Un coup de cœur du Carnet
Kate MILIE, Le mystère Spilliaert, 180° éditions, 2020, 154 p., 20 €, ISBN : 978-2-931008-33-1
Le titre pilote vers le policier, une page de garde annonce un roman, le texte échappe aux étiquettes et conjugue les registres : journal de bord de l’autrice autour d’un projet d’écriture, documents qui le fondent (lettres de protagonistes ou de témoins, liste de lieux à visiter), fragments d’une rêverie biographique à partir des points d’acmé d’une existence.
Au départ, un vertige : l’autrice est envoûtée par « l’homme chancelant » qui transcende La nuit, un tableau exposé au musée d’Ixelles :
Un homme, vu de dos, vêtu d’une redingote, coiffé d’un haut-de-forme, erre la nuit, en bord de mer, le long des majestueuses Galeries royales d’Ostende. Il semble tituber, tend une main hagarde vers les imposantes colonnes. Qui est cet homme ? Un noctambule égaré sur la digue après la fermeture des cabarets ? Un promeneur perdu ? Un être dévasté venu confier une douleur intenable à la mer ?
La passion s’élargit au créateur de l’œuvre : « Ma décision est prise, je vais écrire sur Léon Spilliaert. »
Spilliaert (1881-1946) ! Un « immense artiste » ! Qui a « touché à divers mouvements tout en n’appartenant à aucun », qui passerelle entre le symbolisme tardif et l’expressionnisme, tout en annonçant le surréalisme. Qui jouit aujourd’hui d’un véritable culte auprès de nombreux auteurs et éditeurs belges francophones, qui l’élisent pour leurs couvertures (Claude Donnay, Evelyne Wilwerth, Patrick Roegiers, votre serviteur, tant d’autres…).

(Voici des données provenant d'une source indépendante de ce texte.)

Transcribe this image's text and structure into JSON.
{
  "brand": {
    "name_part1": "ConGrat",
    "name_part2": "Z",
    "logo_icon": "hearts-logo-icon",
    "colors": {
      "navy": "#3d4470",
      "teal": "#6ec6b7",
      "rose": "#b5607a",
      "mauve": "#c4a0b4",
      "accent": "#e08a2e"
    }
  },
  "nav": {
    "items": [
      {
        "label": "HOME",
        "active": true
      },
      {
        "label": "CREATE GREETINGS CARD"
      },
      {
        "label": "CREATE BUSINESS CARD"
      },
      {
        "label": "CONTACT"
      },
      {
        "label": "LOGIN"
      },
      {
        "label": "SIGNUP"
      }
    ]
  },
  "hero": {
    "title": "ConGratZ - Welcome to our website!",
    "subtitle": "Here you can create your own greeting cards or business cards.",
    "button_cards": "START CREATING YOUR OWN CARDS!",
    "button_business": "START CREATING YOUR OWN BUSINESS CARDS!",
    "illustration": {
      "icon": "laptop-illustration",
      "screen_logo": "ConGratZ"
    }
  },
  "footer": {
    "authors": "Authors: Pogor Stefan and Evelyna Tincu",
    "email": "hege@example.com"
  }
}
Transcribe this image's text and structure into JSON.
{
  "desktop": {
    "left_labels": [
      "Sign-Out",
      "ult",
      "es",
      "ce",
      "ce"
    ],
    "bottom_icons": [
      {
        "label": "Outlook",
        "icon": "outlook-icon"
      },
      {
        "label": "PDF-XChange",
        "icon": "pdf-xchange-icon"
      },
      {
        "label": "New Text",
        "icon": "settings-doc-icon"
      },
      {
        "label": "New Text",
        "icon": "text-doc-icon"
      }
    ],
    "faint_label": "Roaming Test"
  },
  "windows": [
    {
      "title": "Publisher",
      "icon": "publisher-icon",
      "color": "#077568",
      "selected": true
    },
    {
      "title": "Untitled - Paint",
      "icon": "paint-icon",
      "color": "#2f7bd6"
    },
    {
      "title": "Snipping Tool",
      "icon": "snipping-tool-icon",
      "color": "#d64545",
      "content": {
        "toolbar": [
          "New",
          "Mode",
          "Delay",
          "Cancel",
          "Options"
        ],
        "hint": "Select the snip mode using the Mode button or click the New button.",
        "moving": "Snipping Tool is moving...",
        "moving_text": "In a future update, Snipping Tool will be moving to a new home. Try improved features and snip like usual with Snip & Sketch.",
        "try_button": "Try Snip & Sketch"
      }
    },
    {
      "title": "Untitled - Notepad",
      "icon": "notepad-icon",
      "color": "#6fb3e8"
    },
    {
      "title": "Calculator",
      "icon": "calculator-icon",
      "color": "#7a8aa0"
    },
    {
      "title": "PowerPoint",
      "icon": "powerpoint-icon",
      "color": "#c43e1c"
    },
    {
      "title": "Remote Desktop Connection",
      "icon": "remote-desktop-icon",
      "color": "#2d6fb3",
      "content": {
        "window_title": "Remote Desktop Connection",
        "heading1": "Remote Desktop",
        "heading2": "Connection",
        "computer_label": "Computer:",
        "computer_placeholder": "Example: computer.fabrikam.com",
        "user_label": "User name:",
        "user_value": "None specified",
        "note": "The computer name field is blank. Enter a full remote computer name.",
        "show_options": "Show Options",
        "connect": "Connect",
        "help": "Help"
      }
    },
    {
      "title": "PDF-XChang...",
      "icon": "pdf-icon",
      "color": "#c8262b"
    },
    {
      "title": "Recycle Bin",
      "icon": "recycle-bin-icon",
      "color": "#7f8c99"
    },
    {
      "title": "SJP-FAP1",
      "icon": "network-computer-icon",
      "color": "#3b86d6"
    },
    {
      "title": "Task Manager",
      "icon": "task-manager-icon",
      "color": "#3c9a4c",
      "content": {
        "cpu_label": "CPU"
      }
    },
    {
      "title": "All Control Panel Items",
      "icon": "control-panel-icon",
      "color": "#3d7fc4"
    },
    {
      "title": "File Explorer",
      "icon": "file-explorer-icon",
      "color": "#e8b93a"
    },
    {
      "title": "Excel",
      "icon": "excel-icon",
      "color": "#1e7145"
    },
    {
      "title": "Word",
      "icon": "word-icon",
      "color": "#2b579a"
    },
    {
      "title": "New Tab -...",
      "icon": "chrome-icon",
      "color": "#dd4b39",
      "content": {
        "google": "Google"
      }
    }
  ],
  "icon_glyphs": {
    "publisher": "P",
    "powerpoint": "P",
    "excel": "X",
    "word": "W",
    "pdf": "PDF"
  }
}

Kate Milie entame son chantier, ou le fait précéder, par l’organisation d’un atelier d’écriture consacré au peintre, un sas psychologique avant l’immersion. La séance accueille deux participants mais la qualité supplée la quantité. Adrienne et William, la quarantaine, entretiennent de troublantes connexions avec Spilliaert, ses décors de vie et d’œuvre : elle veut explorer un lointain passé familial, le destin tragique d’un arrière-grand-père condisciple du peintre ; il a été traumatisé par la disparition d’une amante, « la femme inoubliable », qui se passionnait pour l’artiste.
La suite du livre déroule les étapes du processus. Repérages de l’autrice à Ostende, Gand, Ixelles ou Paris, réflexions et dérives de son imaginaire, un imaginaire hanté par les mystères des deux rencontres de son atelier, les histoires d’Adrienne et William se faufilant à travers la toile du récit.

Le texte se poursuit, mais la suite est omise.